Thanks ... Lukas
Danek Duvall wrote:
> On Thu, Oct 25, 2007 at 04:17:18PM +0200, Lukas Rovensky wrote:
>
>> You are right, I asked about something different and maybe I was just
>> thinking too much the 'patch way'. The scenario I had in mind is like the
>> following -- a customer has a problem, a fix is implemented and needs to be
>> verified. In such situation it is now possible to create a restricted
>> patch, which the customer can install but no additional patch can be
>> installed on top of it. Once the fix is verified then a regular patch can
>> be created (the restricted patch is uninstalled and the regular patch can
>> be applied).
>
> Ah, okay. Yeah, if you want to do something like that, you can, except
> that it'd still be up to the customer to freeze it manually. You'd
> increment the branch version (probably adding another component from the
> version to which the fix was being applied), and have the customer freeze
> the package to that branch version.

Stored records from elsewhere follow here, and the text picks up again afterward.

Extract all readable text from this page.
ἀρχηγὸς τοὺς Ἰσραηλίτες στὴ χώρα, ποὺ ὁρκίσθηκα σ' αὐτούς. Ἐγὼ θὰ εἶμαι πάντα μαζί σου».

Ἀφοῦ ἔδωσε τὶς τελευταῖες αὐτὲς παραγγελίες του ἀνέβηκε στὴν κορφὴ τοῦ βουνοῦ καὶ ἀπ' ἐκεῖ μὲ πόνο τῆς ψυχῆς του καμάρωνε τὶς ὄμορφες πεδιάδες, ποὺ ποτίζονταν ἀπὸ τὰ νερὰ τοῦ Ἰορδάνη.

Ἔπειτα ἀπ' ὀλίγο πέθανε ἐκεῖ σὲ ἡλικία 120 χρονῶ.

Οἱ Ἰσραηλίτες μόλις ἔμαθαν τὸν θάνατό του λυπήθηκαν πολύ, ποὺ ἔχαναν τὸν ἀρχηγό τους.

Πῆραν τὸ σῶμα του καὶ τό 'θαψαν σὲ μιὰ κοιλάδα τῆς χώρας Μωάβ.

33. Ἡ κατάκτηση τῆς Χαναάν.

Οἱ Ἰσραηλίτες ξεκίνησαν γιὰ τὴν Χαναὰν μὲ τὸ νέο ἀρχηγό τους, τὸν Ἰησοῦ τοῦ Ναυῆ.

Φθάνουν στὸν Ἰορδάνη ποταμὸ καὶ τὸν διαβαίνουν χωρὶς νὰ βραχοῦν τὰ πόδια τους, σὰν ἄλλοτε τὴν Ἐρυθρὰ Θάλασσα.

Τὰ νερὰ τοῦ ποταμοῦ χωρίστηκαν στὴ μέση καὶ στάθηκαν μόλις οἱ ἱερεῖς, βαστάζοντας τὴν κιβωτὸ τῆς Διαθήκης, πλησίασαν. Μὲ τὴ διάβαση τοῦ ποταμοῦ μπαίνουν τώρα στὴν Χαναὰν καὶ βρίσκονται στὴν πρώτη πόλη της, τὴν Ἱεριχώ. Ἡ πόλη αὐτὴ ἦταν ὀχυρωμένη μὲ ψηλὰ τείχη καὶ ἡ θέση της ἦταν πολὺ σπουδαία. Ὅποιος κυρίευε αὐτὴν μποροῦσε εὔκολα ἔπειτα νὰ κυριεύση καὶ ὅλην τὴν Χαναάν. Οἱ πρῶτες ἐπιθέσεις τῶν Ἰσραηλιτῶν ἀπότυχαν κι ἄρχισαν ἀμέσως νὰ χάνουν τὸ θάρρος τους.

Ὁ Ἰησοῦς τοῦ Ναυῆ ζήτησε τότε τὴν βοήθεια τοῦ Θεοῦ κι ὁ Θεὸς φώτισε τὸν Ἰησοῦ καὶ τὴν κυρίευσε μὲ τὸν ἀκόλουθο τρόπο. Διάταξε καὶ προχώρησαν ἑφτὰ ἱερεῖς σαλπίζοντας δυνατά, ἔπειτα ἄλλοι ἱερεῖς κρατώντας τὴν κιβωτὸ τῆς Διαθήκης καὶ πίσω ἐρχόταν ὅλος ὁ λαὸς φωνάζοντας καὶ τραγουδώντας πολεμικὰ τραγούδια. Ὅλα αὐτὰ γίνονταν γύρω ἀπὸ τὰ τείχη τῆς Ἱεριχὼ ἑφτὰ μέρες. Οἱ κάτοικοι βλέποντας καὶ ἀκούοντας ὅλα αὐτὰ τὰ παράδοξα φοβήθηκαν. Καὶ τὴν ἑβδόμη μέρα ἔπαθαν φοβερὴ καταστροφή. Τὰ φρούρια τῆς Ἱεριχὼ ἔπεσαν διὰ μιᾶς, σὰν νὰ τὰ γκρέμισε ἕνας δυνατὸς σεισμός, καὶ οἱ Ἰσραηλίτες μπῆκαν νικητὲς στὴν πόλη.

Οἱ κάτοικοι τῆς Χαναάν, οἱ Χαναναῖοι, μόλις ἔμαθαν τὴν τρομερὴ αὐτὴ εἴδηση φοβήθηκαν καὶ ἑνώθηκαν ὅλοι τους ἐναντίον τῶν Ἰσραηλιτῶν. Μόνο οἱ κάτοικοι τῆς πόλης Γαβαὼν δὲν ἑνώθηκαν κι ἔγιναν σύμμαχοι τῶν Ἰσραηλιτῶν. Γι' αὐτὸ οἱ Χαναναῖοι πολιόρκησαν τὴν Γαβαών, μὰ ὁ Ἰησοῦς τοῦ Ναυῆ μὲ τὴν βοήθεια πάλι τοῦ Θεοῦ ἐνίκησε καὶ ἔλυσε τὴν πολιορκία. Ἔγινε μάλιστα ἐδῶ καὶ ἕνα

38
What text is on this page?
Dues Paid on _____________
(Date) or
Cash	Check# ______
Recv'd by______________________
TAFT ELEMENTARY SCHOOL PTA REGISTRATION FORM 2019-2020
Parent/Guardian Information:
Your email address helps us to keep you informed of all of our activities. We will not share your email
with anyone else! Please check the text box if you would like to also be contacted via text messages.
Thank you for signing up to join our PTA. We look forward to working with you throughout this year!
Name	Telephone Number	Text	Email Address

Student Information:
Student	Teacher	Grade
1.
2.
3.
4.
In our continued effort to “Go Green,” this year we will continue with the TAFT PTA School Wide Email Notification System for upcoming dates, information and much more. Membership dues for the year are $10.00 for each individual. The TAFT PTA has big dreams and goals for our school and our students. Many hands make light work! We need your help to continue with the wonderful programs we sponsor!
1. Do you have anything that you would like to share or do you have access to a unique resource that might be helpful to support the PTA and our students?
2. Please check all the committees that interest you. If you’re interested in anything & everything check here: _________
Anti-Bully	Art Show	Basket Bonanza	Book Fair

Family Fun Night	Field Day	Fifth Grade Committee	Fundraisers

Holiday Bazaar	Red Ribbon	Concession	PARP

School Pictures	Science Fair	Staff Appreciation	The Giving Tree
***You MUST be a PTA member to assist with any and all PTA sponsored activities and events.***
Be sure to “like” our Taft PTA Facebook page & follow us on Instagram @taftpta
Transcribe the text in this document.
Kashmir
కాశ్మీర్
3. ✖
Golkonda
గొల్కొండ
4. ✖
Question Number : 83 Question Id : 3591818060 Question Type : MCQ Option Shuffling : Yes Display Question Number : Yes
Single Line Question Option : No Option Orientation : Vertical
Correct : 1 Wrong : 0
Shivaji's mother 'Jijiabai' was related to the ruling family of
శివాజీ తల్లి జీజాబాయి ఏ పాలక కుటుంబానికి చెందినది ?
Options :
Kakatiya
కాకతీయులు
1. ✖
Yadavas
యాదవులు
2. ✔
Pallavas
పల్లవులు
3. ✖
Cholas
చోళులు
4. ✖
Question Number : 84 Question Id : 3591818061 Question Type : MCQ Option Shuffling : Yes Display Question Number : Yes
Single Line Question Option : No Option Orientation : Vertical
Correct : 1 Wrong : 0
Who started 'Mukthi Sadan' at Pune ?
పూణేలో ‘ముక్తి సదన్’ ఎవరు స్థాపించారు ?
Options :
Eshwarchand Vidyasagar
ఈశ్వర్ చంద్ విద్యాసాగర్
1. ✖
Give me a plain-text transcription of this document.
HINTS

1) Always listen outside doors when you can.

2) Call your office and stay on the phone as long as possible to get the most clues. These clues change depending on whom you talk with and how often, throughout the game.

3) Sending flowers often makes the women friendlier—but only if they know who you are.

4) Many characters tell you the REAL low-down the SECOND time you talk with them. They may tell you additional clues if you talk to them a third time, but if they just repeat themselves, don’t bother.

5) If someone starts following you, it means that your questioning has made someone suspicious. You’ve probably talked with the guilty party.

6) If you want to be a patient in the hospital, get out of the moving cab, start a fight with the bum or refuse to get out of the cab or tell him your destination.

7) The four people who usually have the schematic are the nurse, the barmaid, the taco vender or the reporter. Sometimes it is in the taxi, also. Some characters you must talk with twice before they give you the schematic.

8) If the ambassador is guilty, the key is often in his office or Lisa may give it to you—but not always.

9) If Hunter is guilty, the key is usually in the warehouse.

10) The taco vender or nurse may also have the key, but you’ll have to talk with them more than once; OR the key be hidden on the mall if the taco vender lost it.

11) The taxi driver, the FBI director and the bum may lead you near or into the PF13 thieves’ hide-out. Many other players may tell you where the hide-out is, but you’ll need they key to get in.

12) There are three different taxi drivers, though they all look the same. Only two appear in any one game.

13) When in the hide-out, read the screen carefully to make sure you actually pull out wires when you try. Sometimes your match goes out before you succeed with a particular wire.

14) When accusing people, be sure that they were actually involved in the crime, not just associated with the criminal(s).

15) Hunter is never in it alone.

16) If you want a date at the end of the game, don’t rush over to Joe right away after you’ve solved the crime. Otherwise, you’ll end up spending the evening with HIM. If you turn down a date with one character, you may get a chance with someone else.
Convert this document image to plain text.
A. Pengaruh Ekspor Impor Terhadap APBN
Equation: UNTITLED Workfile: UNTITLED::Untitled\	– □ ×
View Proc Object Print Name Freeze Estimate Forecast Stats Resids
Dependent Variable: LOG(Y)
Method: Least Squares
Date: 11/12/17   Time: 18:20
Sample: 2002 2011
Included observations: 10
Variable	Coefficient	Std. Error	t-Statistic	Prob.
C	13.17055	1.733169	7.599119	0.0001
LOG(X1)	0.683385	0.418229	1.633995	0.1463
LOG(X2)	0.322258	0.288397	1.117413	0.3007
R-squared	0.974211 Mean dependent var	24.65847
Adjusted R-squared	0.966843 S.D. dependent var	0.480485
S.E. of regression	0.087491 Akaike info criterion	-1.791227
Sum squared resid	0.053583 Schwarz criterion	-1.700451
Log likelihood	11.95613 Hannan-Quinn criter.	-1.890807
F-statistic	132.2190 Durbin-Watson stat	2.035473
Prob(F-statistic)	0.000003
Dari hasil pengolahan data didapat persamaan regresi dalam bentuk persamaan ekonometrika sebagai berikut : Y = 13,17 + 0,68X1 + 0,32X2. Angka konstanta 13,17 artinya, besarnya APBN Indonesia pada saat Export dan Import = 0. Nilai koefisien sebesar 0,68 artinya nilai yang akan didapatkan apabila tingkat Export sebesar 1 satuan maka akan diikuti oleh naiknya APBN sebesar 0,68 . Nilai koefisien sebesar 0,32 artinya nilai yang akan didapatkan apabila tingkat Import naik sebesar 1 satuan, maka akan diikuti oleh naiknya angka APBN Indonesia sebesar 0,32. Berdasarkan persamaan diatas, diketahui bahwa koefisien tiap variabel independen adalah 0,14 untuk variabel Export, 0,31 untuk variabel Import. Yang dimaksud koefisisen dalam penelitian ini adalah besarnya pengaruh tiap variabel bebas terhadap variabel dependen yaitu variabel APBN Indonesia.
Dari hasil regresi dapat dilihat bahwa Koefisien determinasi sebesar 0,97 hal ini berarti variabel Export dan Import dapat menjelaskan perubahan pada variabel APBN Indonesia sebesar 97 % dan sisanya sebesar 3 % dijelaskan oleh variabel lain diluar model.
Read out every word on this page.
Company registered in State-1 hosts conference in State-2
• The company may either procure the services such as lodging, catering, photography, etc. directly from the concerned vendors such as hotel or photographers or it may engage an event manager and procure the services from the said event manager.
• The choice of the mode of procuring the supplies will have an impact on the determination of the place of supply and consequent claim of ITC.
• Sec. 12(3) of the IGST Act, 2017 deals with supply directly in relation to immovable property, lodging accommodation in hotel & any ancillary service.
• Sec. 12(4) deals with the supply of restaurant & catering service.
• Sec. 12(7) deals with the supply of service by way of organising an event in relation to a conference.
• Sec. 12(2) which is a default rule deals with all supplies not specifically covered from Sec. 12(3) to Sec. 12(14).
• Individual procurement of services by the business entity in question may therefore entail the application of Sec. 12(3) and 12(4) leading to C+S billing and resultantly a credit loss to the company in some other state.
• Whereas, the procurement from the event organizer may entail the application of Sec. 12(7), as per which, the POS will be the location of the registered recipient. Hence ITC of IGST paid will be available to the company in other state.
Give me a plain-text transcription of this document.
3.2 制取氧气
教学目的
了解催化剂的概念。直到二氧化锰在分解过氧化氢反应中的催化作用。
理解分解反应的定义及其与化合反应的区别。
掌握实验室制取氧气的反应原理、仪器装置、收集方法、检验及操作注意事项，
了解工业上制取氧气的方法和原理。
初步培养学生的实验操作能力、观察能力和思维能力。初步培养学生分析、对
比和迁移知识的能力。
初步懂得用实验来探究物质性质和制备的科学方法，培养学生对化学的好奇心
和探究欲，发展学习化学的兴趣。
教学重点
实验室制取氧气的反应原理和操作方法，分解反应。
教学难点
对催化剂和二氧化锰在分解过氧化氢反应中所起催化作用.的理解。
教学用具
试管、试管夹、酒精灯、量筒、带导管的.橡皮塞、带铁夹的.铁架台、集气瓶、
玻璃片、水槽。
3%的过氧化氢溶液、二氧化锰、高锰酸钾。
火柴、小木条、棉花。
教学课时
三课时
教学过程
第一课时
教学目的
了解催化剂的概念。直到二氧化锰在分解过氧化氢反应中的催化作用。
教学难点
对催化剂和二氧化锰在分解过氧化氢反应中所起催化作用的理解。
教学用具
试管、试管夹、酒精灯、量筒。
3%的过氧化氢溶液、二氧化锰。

You could then actually improve the
> "patch" along that branch until you and the customer were satisfied,
> allowing the customer to apply the updates freely along that branch.
>
> Once you decided it was okay to bring out of testing, you can apply the
> fixes to the main source tree, and release a new version as you normally
> would, and the customer would unfreeze that package.
>
> Think of it as a stream of change whose lifetime is the testing of the fix
> to a particular problem, and possibly directed and/or available to only one
> customer.
>
> You could do this with multiple packages in synchrony by specifying an
> incorporation (possibly unique to this problem) that incorporated all the
> packages participating in the process.